Tulsa Teachers Tackle 'Widespread' Behavior Issues In Classroom
TULSA, Oklahoma - The Tulsa Classroom Teachers Association is asking the Tulsa Public School District and the community for help in addressing extreme behavior issues in the classroom.
The president of the association spoke Monday night at a board meeting.
She said it's a new issue that teachers have not seen before happening primarily in pre-kindergarten and kindergarten, and needs to be addressed head on.
"We are talking about hitting teachers, biting, kicking, cursing them out, head butting and running away," said Patti Ferguson-Palmer, TCTA president.
Ferguson-Palmer said she's heard about the issue since the beginning of the school year.
She said young kids who have experienced trauma are at times lashing out.
She said it's a district-wide issue and that teachers and principals don't have the resources to help students.
"It's everywhere. It is not one part of town, it is not one socioeconomic group — it's widespread," she said.
Teachers are meeting with the district to find a way to work together on the issue.
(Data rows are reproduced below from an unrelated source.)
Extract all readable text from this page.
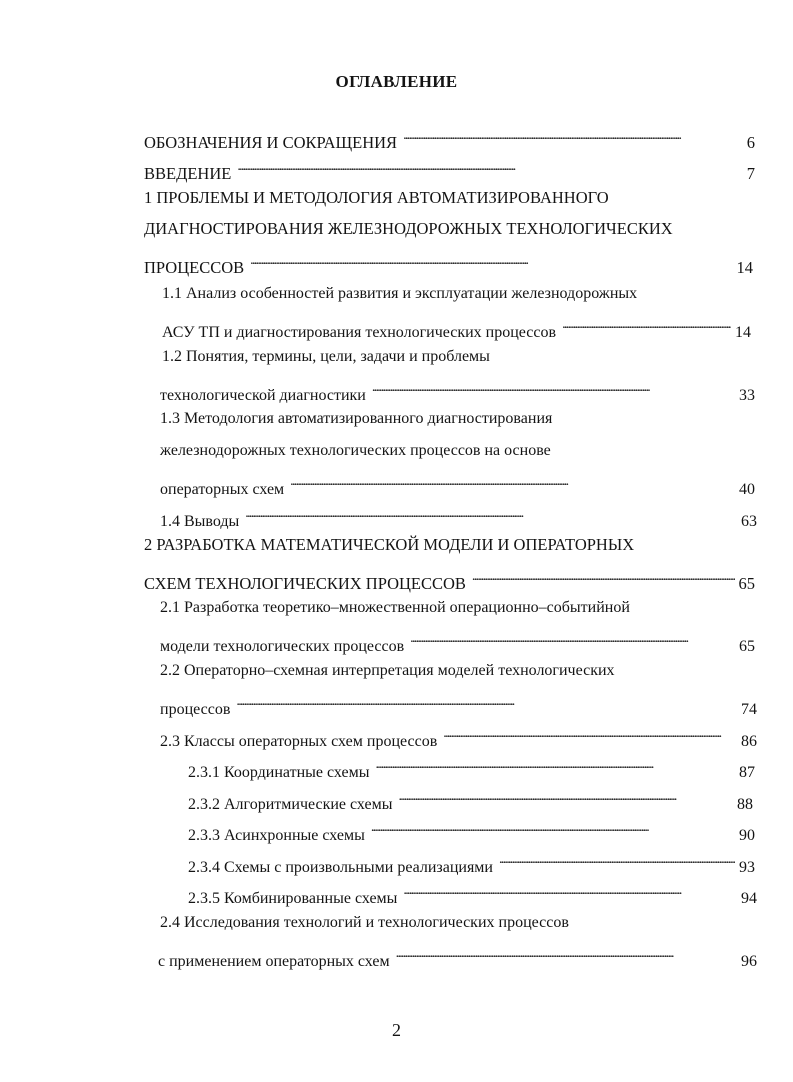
ОГЛАВЛЕНИЕ
ОБОЗНАЧЕНИЯ И СОКРАЩЕНИЯ . . .	6
ВВЕДЕНИЕ . . .	7
1 ПРОБЛЕМЫ И МЕТОДОЛОГИЯ АВТОМАТИЗИРОВАННОГО
ДИАГНОСТИРОВАНИЯ ЖЕЛЕЗНОДОРОЖНЫХ ТЕХНОЛОГИЧЕСКИХ
ПРОЦЕССОВ . . .	14
1.1 Анализ особенностей развития и эксплуатации железнодорожных
АСУ ТП и диагностирования технологических процессов . . .	14
1.2 Понятия, термины, цели, задачи и проблемы
технологической диагностики . . .	33
1.3 Методология автоматизированного диагностирования
железнодорожных технологических процессов на основе
операторных схем . . .	40
1.4 Выводы . . .	63
2 РАЗРАБОТКА МАТЕМАТИЧЕСКОЙ МОДЕЛИ И ОПЕРАТОРНЫХ
СХЕМ ТЕХНОЛОГИЧЕСКИХ ПРОЦЕССОВ . . .	65
2.1 Разработка теоретико–множественной операционно–событийной
модели технологических процессов . . .	65
2.2 Операторно–схемная интерпретация моделей технологических
процессов . . .	74
2.3 Классы операторных схем процессов . . .	86
2.3.1 Координатные схемы . . .	87
2.3.2 Алгоритмические схемы . . .	88
2.3.3 Асинхронные схемы . . .	90
2.3.4 Схемы с произвольными реализациями . . .	93
2.3.5 Комбинированные схемы . . .	94
2.4 Исследования технологий и технологических процессов
с применением операторных схем . . .	96
2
Ebony Johnson of Student and Family Support Services said she feels for the teachers who have experienced disruptive behavior and understands the challenges.
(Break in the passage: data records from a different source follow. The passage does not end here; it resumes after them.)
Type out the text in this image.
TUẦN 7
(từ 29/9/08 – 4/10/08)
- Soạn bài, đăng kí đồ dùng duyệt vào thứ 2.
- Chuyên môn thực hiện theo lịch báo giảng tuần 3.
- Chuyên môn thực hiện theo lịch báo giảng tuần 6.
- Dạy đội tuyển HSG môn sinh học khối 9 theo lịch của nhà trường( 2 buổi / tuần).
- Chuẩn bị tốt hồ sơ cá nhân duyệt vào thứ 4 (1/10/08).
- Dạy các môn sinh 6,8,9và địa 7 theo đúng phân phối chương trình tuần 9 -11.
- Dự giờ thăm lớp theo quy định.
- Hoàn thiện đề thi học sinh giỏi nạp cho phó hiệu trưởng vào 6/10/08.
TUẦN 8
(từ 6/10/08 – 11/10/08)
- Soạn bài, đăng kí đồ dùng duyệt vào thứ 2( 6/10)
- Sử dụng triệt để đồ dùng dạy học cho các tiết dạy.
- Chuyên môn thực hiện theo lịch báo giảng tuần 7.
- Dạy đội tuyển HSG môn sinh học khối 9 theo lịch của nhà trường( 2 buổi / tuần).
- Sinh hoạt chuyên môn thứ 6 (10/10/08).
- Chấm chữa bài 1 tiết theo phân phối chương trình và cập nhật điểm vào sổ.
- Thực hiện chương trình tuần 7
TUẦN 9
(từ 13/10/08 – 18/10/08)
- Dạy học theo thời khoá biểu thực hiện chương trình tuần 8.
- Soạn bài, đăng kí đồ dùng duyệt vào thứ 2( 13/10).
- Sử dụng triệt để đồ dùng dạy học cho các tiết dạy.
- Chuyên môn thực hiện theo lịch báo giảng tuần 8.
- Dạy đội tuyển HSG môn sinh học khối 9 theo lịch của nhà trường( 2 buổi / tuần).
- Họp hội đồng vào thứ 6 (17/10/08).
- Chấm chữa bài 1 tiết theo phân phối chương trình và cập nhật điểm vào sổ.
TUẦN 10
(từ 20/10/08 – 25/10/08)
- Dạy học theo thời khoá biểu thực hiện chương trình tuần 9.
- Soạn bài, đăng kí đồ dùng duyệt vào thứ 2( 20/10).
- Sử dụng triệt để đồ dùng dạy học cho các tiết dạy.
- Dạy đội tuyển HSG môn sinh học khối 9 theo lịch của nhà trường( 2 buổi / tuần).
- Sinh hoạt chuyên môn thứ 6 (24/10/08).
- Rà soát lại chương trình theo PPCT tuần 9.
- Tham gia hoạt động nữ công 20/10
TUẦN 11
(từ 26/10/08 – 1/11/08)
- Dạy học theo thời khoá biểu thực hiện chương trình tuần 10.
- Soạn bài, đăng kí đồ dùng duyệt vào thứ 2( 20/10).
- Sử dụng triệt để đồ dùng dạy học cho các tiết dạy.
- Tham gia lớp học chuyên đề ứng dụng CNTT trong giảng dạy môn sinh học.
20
"You have students that are still learning what it means to manage their emotions and so that's actually a part of teaching and how to best serve students," Johnson said.
She said it is important the district continue to provide resources for teachers and principals but admits there is always room for additional support to get to the root of the issue.
"We do not want our teachers to feel as though they are not supported so we are up for the challenge," Johnson said.
Johnson said safety is priority one.
TPS is planning a training later this week to support pre-k, kindergarten, first and second grade teachers and principals.